Design, Setting, and Participants  A total of 48 primary health care facilities in China were randomly selected from 6 provinces at various levels of economic development. Data for the years 2009 through 2011 from 39 qualifying facilities (23 city and 16 rural primary health care centers) were analyzed retrospectively. The study sample consisted of prescription records for 7311 outpatient visits and 2888 inpatient hospitalizations.

Main Outcomes and Measures  General health center information, drug usage, disease diagnoses, and antibiotic use by outpatients and inpatients were surveyed. Cases of inappropriate antibiotic prescription were identified.
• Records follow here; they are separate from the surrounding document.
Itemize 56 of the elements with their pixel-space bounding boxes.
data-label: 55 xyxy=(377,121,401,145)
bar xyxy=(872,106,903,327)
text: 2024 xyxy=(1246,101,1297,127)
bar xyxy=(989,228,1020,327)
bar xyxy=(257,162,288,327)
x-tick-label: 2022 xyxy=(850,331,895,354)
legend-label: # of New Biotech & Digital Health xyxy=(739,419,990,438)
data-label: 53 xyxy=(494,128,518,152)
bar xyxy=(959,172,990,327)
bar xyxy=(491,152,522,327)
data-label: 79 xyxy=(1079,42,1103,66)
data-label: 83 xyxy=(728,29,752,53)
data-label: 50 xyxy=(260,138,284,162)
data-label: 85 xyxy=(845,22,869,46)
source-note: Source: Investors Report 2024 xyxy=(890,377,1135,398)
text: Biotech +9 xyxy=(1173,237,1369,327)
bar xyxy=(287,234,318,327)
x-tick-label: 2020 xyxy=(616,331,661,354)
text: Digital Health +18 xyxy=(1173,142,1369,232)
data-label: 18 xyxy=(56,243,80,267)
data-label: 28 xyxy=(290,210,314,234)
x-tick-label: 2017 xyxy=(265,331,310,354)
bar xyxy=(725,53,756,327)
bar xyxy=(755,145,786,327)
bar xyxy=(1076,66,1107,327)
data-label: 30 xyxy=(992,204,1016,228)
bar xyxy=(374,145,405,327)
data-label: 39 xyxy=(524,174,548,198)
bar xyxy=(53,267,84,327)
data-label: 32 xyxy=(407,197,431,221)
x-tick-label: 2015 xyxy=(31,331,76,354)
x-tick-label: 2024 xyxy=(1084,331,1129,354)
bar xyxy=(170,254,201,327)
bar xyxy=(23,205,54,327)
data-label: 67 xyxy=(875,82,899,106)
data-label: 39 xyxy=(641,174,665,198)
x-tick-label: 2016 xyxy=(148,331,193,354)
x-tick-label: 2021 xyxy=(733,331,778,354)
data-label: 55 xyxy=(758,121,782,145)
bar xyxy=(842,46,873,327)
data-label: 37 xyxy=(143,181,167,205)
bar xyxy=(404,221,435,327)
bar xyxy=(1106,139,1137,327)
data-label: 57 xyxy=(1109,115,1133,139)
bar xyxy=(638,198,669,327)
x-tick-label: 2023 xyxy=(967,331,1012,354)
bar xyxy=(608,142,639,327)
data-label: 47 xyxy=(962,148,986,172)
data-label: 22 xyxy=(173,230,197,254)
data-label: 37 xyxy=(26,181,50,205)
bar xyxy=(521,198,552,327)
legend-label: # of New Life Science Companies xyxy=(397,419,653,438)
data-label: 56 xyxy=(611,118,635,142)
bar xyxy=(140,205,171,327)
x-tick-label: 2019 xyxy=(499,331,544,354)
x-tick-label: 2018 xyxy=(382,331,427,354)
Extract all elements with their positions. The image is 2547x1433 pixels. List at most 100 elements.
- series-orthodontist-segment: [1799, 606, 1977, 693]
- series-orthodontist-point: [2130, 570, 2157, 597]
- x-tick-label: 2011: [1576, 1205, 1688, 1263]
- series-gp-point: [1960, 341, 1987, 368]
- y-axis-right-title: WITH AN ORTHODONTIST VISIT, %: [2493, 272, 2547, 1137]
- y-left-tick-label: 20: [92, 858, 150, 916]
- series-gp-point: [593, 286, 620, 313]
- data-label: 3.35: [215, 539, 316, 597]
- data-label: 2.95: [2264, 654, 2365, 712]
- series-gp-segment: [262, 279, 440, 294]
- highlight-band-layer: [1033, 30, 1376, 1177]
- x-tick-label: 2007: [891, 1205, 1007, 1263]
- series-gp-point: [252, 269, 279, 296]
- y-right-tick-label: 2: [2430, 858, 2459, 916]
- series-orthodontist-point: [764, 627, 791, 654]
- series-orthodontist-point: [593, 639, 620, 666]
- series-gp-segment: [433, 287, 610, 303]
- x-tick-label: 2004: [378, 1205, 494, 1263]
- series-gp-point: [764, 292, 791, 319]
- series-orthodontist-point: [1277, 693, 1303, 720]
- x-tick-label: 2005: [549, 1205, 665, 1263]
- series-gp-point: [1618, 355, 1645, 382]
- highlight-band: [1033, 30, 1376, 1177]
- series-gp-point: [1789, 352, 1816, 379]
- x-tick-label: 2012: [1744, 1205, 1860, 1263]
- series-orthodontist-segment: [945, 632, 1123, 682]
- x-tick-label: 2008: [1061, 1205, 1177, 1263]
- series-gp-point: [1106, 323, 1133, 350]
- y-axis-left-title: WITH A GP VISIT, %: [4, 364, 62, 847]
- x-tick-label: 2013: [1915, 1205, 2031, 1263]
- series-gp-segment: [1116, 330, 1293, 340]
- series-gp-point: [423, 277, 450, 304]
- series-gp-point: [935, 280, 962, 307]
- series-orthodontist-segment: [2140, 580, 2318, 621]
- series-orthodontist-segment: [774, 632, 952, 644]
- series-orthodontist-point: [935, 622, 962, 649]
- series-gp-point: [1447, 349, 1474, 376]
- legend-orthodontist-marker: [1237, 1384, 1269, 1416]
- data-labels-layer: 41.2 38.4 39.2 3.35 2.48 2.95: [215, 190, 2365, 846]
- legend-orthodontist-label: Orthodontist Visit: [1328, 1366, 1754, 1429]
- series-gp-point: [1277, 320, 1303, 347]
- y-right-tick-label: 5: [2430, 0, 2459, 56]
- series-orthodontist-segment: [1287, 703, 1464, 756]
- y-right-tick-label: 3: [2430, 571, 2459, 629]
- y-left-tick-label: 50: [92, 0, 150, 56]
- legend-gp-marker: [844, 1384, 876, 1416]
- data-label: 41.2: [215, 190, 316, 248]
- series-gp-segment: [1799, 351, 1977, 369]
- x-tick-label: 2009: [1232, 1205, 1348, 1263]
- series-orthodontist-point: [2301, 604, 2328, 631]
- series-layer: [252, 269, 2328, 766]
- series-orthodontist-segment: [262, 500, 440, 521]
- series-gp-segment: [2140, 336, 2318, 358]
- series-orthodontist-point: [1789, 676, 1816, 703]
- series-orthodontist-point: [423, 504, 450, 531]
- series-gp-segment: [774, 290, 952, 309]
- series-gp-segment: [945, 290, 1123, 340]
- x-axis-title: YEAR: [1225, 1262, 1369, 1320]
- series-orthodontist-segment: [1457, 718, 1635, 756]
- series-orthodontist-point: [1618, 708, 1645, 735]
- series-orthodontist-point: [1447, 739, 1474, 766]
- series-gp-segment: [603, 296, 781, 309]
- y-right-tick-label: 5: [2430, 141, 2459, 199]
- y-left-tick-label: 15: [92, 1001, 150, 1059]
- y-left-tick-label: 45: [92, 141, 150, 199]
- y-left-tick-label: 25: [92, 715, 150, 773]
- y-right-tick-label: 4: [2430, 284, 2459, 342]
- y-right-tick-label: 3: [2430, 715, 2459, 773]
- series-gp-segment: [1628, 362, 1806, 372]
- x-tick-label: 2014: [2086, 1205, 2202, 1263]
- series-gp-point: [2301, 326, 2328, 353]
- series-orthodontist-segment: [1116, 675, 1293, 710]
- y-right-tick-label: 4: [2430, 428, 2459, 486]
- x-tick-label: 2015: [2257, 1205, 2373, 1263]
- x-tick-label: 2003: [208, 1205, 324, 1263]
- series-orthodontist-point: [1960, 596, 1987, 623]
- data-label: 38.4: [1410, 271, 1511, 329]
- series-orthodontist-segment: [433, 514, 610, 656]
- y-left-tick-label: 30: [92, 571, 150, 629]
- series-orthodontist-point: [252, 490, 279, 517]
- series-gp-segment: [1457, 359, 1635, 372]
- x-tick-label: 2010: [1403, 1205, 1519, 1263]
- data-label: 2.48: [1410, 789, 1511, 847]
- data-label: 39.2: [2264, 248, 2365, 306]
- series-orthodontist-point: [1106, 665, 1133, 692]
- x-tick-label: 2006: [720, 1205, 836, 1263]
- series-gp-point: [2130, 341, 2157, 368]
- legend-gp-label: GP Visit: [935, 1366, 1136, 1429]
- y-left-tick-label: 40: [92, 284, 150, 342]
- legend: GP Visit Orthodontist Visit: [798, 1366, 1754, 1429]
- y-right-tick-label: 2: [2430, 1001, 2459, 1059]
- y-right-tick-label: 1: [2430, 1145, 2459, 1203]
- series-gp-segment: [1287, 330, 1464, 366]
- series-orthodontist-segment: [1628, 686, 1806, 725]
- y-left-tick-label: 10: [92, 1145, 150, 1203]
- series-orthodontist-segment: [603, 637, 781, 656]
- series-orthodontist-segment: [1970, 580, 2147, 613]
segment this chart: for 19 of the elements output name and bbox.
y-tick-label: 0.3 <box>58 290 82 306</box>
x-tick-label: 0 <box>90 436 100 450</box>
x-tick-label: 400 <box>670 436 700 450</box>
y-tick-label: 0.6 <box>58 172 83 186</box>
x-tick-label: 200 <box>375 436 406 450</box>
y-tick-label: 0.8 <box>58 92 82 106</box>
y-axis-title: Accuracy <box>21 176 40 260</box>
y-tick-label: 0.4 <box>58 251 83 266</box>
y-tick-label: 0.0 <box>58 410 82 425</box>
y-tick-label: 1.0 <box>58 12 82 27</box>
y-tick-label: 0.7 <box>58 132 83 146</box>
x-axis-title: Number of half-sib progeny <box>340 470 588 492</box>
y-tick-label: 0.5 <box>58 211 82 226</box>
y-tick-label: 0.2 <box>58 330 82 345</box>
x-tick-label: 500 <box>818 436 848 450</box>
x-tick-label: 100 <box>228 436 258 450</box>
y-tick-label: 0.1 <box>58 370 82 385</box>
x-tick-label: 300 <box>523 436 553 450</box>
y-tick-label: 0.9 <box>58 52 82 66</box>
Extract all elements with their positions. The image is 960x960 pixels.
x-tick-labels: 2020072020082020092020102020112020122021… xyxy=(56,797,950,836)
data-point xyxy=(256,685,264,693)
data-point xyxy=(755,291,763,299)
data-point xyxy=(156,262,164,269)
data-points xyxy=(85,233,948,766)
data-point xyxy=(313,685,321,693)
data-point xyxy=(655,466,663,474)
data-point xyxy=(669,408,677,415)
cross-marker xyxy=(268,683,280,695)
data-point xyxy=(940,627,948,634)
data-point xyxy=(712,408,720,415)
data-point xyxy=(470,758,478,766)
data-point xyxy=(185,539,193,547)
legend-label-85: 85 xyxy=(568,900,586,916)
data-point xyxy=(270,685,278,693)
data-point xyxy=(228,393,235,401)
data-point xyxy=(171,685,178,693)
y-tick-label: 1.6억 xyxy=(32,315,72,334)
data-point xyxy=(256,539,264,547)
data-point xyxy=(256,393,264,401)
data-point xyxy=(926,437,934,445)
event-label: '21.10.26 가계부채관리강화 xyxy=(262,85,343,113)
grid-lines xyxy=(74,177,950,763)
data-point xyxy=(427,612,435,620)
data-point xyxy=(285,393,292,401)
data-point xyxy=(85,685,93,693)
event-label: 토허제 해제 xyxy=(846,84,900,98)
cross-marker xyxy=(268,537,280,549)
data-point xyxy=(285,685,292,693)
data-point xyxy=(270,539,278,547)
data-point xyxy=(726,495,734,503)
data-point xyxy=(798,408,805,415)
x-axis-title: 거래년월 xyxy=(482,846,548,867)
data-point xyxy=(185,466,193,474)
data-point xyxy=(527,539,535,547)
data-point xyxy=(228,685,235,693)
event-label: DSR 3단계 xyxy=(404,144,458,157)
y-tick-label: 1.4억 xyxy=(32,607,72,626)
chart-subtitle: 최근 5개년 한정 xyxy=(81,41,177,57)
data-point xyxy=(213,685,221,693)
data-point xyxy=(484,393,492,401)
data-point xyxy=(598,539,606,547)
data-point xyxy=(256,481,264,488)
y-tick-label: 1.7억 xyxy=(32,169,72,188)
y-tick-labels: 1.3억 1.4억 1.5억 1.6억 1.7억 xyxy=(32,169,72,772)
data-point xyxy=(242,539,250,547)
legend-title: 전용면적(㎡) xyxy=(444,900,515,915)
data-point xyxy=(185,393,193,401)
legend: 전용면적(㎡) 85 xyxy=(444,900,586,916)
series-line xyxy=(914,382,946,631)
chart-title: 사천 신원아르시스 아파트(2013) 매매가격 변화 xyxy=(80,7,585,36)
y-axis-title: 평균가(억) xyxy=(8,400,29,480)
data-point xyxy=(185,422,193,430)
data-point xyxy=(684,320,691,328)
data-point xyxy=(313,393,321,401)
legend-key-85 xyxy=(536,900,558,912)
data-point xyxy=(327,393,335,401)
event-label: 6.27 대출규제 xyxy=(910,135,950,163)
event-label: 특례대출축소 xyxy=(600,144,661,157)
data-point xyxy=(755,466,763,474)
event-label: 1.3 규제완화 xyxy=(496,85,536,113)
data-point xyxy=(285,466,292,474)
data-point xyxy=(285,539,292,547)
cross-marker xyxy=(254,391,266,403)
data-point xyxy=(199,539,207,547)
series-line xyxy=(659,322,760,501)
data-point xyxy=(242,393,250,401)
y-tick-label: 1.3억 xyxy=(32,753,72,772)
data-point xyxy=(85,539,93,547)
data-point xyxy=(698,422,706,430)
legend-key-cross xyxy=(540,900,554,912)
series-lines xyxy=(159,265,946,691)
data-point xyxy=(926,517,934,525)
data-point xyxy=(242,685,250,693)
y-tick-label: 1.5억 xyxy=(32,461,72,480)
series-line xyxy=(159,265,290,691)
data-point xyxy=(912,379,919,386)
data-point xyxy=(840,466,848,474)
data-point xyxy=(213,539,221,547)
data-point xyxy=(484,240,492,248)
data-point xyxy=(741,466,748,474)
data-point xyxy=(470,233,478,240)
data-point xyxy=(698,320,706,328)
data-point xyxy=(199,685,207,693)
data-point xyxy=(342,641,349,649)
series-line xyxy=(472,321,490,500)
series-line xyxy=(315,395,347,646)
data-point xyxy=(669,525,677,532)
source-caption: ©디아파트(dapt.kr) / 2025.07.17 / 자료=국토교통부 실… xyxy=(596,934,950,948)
Results  Most staff in the primary health care facilities had less than a college degree, and the medical staff consisted primarily of physician assistants, assistant pharmacists, nurses, and nursing assistants. The median (range) governmental contribution to each facility was 34.0% (3.6%-92.5%) of total revenue. The facilities prescribed a median (range) of 28 (8-111) types of antibiotics, including 34 (10-115) individual agents. Antibiotics were included in 52.9% of the outpatient visit prescription records: of these, only 39.4% were prescribed properly. Of the inpatients, 77.5% received antibiotic therapy: of these, only 24.6% were prescribed properly. Antibiotics were prescribed for 78.0% of colds and 93.5% of cases of acute bronchitis. Of the antibiotic prescriptions, 28.0% contained cephalosporins and 15.7% fluoroquinolones. A total of 55.0% of the antibiotic prescriptions were for antibiotic combination therapy with 2 or more agents. In nonsurgical inpatients in cities, the mean (SD) duration of antibiotic therapy was 10.1 (7.8) days. Of the surgical patients, 98.0% received antibiotics, with 63.8% of these prescriptions for prophylaxis.

Conclusions and Relevance  Antibiotics are frequently prescribed in Chinese primary health care facilities, and a large proportion of these prescriptions are inappropriate. Frequent and inappropriate use of antibiotics in primary health care settings in China is a serious problem that likely contributes to antimicrobial resistance worldwide.